A significant rise in amateurs on that path would itself deliver a better baseline than what today's experts are pushing. I'll take a well-trained amateur that hates complexity over an expert any day. 80/20 rule says I don't need many experts anyway for most jobs.

> I'll take a well-trained amateur that hates complexity over an expert any day.

I would consider someone sufficiently well-trained, yet wise enough to understand the value in simplicity, humble enough to listen to the ideas of others and keep learning, and curious enough to actively consult others for dissenting ideas to be one of tomorrow's experts.

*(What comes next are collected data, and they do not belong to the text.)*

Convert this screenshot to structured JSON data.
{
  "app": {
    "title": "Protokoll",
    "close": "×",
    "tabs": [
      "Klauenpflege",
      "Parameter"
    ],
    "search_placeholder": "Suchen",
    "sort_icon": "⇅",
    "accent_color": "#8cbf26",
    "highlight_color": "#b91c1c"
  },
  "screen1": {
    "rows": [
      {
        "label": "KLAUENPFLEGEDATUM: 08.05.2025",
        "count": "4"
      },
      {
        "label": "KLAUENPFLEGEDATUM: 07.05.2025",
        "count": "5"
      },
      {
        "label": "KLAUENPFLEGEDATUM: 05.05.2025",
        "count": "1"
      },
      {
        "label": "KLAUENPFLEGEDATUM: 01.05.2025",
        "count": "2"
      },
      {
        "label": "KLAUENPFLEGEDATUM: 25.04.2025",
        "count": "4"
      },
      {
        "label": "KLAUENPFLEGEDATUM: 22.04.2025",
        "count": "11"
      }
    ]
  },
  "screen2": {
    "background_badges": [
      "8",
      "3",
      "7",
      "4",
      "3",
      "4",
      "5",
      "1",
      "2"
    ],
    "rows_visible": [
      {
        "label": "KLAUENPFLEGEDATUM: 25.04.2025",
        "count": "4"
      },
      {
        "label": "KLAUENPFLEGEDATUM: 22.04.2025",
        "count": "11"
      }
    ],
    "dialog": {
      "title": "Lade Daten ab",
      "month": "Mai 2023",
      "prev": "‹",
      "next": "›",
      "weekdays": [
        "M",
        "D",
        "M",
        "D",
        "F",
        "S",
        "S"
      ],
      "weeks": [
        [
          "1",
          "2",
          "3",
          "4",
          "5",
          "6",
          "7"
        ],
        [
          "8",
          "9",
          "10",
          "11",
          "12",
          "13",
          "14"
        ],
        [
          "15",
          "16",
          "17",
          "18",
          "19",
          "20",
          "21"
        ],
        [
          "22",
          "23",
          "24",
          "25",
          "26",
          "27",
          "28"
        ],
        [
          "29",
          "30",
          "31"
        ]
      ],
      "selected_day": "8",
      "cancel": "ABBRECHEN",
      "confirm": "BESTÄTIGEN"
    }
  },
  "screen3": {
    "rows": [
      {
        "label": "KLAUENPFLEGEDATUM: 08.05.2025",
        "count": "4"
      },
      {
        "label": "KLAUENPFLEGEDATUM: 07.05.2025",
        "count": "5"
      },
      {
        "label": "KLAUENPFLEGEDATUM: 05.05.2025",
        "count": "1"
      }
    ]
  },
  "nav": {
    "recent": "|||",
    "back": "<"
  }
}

In other words, I agree. :P

Very well worded haha. Given my background, I should throw in an exception for INFOSEC. If it's high security, you want as many experts as you can get to review various aspects for pitfalls and possible suggestions. Just too much to worry about for one master and good amateurs as complexity grows. Still leave final decision and priorities on any of that to the leader who was a master or an expert that's a cut above the rest in wise decision-making. That should filter BS and committee-think while getting review benefits.

That's actually been my recommendation for a while for high assurance. What you think of it?

I like it.

Somewhat related anecdote: Trying go get WordPress to adopt a CSPRNG was painful for a year.

Then I started paragonie/random_compat and like 30 other people pitched in to improve it, and then I suggested just using that (so new code can be written against PHP 7's API). And so the problem was solved.

I'd tend to agree that, for security matters, a small team of people focused on success with the knowledge and/or resources they need to execute on their own initiatives gets a better result than a large team with varied interests and use cases.

Good job on winning that uphill battle. One of those little things that can prevent immeasurable damage given its userbase.
That was my intention. Dion Hulse really pulled through on WP's end, and he's quick to pull in upstream changes into their trunk branch for testing. :)
> In contrast there are masters in the martial arts who learned their art as a means of survival and became masters in a realistic and hostile environment. We don’t have anyone like this in the programming profession, or at least I haven’t met any.

I'm wondering if Zed would consider say Carmack for example, such a master coder?